De um rápido lance de consciência:

Num belo dia, num desses que ele nunca percebia, algo, no entanto, lhe despertou a consciência. Ele percebeu que, mesmo tendo ao seu dispor quase todos os bens, todas as lojas e restaurantes, livrarias e atrações, mesmo tendo quase tudo que queria, vivia ainda em privação. Vivia sem sentir o gosto e o valor de cada coisa. Tinha de tudo muito, e tudo é muito. Nada era único, nada valia. Quanto mais coisas ele tinha, mais tempo e energia reclamava esse ciclo estranho do ter e manter. Essa fera gorda, que, quanto maior e mais alimentada, mais voraz ficava, com nada se saciava...

Num estalo, ele se percebeu fatigado e avelhantado. Havia corrido mais e em velocidade muito maior do que podia. De tanto olhar pra fora, pro que queria ter, ele percebeu que se esqueceu de olhar pra dentro, pro que já tinha e pro que já era. E agora estava cansado. Cansado de ter sem razão, de ser sem razão e viver sem razão, pulando de galho em galho, de compromisso em compromisso. Justo agora, que quase não tem mais tempo... Foi aí que ele se lembrou do tempo! Percebeu que o desconsiderou, que o insultou. Não deu outra: o tempo virou seu inimigo...
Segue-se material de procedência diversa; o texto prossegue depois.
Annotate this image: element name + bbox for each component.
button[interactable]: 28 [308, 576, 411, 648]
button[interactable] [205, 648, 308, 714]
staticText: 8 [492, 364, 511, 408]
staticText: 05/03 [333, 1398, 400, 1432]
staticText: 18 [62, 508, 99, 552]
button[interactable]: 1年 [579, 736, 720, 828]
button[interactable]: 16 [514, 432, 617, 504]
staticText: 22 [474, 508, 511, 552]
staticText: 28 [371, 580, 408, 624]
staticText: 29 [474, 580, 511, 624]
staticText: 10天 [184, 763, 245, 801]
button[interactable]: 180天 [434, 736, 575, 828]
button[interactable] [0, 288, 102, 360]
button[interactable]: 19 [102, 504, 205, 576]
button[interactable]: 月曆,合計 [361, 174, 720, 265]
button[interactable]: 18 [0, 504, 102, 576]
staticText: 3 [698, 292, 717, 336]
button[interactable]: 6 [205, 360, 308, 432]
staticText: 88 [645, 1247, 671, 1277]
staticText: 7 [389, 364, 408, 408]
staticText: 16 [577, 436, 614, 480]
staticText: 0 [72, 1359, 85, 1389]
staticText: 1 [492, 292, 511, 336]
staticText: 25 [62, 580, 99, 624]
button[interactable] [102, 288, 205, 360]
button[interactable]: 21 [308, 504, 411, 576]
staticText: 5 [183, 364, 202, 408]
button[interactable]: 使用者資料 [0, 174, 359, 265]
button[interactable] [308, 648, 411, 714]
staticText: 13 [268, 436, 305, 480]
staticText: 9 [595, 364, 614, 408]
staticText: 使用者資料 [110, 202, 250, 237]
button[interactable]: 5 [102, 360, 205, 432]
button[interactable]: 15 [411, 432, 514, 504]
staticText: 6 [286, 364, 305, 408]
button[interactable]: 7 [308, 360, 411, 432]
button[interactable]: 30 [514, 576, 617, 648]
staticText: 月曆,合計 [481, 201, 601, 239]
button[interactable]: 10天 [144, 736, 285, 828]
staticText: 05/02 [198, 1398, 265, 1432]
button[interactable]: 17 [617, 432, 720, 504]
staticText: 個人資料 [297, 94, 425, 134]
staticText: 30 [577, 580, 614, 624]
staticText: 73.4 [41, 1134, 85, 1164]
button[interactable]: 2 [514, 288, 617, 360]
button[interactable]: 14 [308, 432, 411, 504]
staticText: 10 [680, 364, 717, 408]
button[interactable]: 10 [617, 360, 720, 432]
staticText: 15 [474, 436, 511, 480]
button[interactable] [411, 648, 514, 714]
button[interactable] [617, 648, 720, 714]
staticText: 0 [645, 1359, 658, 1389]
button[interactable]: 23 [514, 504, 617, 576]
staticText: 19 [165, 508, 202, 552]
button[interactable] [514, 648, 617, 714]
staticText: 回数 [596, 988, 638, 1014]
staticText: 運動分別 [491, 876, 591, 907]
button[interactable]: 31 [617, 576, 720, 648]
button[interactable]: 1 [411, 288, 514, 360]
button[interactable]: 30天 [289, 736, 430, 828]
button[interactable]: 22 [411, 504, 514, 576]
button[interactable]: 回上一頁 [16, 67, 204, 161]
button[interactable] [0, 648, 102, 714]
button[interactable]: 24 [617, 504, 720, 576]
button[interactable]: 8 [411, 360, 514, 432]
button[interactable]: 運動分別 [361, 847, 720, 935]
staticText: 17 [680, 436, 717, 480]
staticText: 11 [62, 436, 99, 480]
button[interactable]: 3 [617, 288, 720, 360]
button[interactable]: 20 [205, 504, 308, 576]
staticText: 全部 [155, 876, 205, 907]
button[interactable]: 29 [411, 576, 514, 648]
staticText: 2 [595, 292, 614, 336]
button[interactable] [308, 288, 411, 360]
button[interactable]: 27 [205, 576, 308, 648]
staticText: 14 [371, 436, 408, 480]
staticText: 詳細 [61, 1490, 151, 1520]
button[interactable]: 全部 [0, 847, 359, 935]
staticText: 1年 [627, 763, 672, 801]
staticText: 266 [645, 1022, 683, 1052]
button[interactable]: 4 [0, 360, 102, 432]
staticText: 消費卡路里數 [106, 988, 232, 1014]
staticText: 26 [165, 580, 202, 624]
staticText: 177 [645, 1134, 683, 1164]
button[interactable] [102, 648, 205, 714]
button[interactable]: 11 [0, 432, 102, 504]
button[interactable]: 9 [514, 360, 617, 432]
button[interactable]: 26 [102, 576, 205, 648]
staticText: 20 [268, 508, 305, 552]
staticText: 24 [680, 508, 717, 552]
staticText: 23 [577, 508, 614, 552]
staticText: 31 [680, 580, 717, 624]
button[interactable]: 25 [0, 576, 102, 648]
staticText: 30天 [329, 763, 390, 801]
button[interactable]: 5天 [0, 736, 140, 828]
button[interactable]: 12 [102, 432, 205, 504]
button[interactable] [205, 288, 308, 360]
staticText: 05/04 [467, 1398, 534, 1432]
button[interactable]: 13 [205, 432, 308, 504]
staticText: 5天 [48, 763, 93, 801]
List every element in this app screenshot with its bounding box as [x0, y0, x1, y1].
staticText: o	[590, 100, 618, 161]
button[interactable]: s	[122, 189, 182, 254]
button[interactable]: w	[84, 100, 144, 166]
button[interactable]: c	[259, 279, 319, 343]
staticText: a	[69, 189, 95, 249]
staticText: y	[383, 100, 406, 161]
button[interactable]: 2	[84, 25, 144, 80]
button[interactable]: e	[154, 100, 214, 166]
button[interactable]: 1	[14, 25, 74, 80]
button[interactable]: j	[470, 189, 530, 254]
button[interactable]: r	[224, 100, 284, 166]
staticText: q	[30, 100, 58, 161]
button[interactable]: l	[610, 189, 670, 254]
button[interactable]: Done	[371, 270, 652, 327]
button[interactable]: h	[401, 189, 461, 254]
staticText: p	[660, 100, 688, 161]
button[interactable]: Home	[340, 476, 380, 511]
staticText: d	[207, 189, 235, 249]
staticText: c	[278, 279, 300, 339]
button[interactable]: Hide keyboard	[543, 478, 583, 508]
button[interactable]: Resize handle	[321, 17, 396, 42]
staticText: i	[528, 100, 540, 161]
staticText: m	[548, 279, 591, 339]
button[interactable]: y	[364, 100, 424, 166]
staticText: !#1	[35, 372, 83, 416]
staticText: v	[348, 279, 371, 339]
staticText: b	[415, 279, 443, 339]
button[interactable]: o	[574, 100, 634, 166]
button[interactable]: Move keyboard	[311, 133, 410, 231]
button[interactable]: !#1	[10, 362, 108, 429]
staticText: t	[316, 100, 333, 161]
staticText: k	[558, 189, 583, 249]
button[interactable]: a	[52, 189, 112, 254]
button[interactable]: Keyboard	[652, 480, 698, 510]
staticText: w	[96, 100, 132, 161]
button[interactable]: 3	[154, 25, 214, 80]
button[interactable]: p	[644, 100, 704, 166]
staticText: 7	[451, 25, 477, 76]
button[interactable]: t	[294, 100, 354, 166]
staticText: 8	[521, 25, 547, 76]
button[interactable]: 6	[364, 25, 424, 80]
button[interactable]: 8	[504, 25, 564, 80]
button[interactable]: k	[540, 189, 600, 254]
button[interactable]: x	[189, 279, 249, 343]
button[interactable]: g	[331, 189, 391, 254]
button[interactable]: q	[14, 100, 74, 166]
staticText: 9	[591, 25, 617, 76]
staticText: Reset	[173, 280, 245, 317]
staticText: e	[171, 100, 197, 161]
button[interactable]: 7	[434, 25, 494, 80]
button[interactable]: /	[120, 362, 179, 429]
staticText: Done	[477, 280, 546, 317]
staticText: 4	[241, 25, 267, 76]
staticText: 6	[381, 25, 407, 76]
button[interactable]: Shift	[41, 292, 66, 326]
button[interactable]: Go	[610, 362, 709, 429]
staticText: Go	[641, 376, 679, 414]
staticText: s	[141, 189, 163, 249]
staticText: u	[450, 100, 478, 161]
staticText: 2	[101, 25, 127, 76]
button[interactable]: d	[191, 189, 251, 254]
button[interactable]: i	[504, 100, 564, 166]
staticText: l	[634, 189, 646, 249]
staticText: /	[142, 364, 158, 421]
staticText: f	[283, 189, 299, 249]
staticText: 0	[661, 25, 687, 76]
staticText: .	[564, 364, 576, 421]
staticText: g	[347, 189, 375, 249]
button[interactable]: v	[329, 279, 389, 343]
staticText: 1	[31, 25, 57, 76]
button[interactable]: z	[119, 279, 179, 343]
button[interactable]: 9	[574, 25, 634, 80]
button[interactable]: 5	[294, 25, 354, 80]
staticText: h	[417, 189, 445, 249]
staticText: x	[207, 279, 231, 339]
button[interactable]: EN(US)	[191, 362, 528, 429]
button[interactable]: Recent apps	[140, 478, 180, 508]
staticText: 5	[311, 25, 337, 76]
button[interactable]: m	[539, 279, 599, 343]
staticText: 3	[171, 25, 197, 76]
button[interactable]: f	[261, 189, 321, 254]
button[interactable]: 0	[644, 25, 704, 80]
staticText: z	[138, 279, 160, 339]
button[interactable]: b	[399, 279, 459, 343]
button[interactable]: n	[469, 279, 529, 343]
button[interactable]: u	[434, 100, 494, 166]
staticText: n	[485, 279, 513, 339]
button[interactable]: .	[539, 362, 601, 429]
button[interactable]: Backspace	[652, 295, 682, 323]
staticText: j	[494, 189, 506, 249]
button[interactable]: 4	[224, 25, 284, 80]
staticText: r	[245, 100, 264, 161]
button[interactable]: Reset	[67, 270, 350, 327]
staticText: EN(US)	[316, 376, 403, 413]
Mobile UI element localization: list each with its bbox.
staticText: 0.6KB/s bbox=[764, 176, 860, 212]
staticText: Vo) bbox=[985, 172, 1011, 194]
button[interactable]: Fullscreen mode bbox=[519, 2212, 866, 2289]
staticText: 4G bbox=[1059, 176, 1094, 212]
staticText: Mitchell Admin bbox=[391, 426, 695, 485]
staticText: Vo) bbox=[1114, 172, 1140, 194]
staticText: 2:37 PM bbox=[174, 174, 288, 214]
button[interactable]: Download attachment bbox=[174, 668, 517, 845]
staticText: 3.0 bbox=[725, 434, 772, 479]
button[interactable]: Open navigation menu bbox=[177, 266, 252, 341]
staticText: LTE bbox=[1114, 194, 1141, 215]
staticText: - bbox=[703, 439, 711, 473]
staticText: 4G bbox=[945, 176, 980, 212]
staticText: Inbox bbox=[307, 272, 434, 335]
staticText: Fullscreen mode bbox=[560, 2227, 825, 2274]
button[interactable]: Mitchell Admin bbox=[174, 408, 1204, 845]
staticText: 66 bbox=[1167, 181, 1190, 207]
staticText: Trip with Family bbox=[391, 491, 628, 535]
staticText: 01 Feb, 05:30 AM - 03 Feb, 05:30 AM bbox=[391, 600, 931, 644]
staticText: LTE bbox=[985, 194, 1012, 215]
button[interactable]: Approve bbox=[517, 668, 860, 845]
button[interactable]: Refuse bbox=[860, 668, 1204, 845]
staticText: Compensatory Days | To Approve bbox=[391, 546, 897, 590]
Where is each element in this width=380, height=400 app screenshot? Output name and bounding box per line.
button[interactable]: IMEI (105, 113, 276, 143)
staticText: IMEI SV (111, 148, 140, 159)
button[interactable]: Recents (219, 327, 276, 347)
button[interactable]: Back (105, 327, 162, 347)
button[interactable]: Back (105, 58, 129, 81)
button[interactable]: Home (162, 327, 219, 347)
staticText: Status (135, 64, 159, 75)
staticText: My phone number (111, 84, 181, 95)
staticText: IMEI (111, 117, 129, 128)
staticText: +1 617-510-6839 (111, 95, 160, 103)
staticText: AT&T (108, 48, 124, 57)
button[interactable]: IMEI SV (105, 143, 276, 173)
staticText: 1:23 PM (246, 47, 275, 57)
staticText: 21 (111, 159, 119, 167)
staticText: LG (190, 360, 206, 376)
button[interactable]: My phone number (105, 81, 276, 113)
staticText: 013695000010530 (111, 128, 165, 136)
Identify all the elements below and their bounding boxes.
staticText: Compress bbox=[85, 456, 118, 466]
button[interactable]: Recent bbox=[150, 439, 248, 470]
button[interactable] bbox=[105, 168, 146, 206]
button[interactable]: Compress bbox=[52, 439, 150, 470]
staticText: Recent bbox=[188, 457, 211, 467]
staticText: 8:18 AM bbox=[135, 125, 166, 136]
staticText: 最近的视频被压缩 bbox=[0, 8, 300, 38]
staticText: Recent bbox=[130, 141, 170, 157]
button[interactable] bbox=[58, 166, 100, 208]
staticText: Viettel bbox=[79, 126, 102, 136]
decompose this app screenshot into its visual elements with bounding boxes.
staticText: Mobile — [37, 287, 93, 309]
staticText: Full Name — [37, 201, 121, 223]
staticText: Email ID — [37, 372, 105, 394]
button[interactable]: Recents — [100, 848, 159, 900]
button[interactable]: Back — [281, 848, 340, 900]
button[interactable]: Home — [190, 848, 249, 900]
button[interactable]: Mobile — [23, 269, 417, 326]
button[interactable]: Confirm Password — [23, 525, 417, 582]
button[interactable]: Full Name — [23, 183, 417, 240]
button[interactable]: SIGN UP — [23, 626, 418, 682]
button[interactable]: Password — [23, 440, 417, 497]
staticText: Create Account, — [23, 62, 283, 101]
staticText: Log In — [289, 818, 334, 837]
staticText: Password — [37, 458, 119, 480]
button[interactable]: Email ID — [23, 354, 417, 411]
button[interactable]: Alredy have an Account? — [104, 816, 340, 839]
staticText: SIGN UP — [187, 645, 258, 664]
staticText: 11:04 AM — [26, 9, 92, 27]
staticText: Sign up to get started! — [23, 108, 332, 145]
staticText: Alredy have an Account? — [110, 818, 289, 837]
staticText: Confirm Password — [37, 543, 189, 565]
Ele agora está cansado. Cansado dessa vida urbana, estrondo rouco e dissonante do qual não tira nenhuma música. Desse mundo insano, desse stress, dessa pressa. Cansado de não ter tempo. Tempo pra digerir, pra sentir, pra pensar, pra refletir. Cansado desse jeito de viver. O ar o mata, a comida o mata, o barulho o mata, o trabalho o mata, o sedentarismo o mata, envelhecer o mata, o outro o mata, o acaso o mata, tudo o mata. Essa vida o deixou medroso de tudo, inseguro em tudo, agressivo em tudo, pronto pra gritar, xingar, buzinar e explodir. Agora, só agora, ele se pergunta o porquê dessa vida...

Agora, só agora, ele se lembra das expressões que ouvia repetidas, mas que, pela falta de tempo e reflexão, uso mais basilar da razão, não podia escutar: “selva de pedra!”, “capitalismo selvagem!”, "homem lobo do homem!". Depois de escutá-las como devia, pensou imediatamente no quão selvagem ele havia se tornado. De como ele havia, tendo a cidade e toda aquela urbanidade como cenário, virado bicho atordoado, desesperado, pronto pra morrer e pra matar. Pensou tudo isso num rápido lance de consciência...

De como a cidade o devorou:

Quando por esse breve instante de sanidade ele se deixou tocar, perguntou, então: “é como selvagem que quero viver?”... Pondo rapidamente um fim a esse instante, seguiu imediatamente para a questão seguinte e nela ficou por outro instante: “para onde correr?”... A resposta veio-lhe imediatamente no próximo instante: “Se correr a cidade pega. Mas se ficar... Ah, se ficar, ela te come!”.